Milagro lo miró confundida, el ceño ligeramente fruncido por la sorpresa, pero sus ojos pronto se suavizaron, inundados de ternura, cuando él se inclinó hacia ella. Sus labios se encontraron en un beso tierno, profundo, cargado de emociones que ninguno de los dos sabía cómo expresar con palabras, una amalgama de amor, de promesas silenciosas… y de despedidas no dichas, una premonición que se aferraba a su corazón.
Pero el sonido agudo del teléfono, una intrusión discordante, rompió el instante mágico, desgarrando la burbuja de intimidad que los envolvía.
Ángel lo miró, el brillo de la pantalla iluminando su rostro, y al ver el nombre en la pantalla, su expresión cambió abruptamente. Respondió de inmediato, la voz tensa.
—¿León? —dijo, la pregunta cargada de urgencia.
Su voz se endureció, cada sílaba un músculo tenso, y sus cejas se fruncieron con una inquietud creciente. Milagro lo observó, notando la tensión en su mandíbula, la forma en que sus ojos se oscurecían.
—Si quieres entra tú, mi muñeca —le dijo sin mirarla, su atención dividida, su voz apenas un murmullo—. Solo será un momento.
Milagro asintió con una sonrisa apenas perceptible, una punzada de desasosiego en su pecho. Se bajó del auto y caminó con lentitud hacia la casa, cada paso cargado de una extraña pesadez.
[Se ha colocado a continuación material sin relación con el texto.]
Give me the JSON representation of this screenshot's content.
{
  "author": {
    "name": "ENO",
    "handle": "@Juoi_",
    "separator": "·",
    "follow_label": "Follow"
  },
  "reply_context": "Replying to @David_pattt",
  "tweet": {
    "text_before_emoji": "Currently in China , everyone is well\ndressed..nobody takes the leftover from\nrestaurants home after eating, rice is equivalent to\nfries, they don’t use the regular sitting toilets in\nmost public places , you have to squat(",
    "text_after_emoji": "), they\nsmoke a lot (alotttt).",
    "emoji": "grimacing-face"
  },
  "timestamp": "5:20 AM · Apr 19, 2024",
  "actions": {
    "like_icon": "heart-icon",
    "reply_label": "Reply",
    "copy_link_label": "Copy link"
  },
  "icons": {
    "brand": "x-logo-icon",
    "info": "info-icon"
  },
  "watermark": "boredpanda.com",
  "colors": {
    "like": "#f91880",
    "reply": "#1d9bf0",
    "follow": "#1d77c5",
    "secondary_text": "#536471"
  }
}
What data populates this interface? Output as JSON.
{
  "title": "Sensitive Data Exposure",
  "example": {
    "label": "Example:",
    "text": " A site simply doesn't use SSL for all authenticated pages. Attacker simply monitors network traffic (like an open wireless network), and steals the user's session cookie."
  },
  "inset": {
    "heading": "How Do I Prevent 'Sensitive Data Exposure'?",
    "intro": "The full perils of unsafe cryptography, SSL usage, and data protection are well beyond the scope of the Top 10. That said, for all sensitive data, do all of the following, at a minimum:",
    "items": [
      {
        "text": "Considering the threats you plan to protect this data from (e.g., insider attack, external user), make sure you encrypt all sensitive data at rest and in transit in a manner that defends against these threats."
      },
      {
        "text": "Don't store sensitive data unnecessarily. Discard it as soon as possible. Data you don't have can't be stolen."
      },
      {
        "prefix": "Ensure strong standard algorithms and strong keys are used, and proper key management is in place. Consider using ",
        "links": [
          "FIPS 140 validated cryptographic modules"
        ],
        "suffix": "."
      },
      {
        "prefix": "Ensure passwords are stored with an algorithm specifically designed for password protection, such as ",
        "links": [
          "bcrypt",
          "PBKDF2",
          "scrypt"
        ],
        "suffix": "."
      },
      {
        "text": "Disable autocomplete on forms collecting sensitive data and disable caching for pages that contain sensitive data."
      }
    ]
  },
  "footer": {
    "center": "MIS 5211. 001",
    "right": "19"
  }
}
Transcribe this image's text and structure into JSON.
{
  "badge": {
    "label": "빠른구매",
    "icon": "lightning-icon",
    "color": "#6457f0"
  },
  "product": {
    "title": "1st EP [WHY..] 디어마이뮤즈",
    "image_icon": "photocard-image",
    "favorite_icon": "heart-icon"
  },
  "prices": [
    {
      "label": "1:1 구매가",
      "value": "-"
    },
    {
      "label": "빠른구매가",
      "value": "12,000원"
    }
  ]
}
Desde la puerta, miró por sobre el hombro y lo vio aún hablando, su cuerpo rígido y su rostro visiblemente preocupado, una figura solitaria en la oscuridad.
Apenas cruzó el umbral, el calor de la casa la envolvió, y sus padres la recibieron con un entusiasmo desbordante.
—¡Feliz cumpleaños, hija! ¡Mi hermosa Milagro! —exclamó su madre, abrazándola con una ternura que la envolvió, mientras su padre le sonreía con orgullo, sus ojos brillando—. ¡Bienvenida a casa!
Milagro se dejó envolver por los brazos cálidos de su madre, aunque su corazón, ya agitado, comenzaba a latir con una extraña inquietud, una premonición. Saludó a todos los invitados con sonrisas forzadas mientras avanzaba hasta el salón, donde las risas y los murmullos se apagaron a su paso, y todas las miradas convergieron en ella. Allí, en un rincón, Daniel la observaba. Su sonrisa era sutil, casi un tic, pero había algo en su mirada… algo que le heló la sangre, una oscura satisfacción.
Ella se sentó en uno de los muebles, sus ojos buscando desesperadamente una distracción, su vista fija en la ventana, deseando con toda su alma ver entrar a Ángel. Pero él seguía afuera, una silueta inmóvil, aún con el celular en el oído, con el ceño cada vez más fruncido, sumido en una conversación tensa.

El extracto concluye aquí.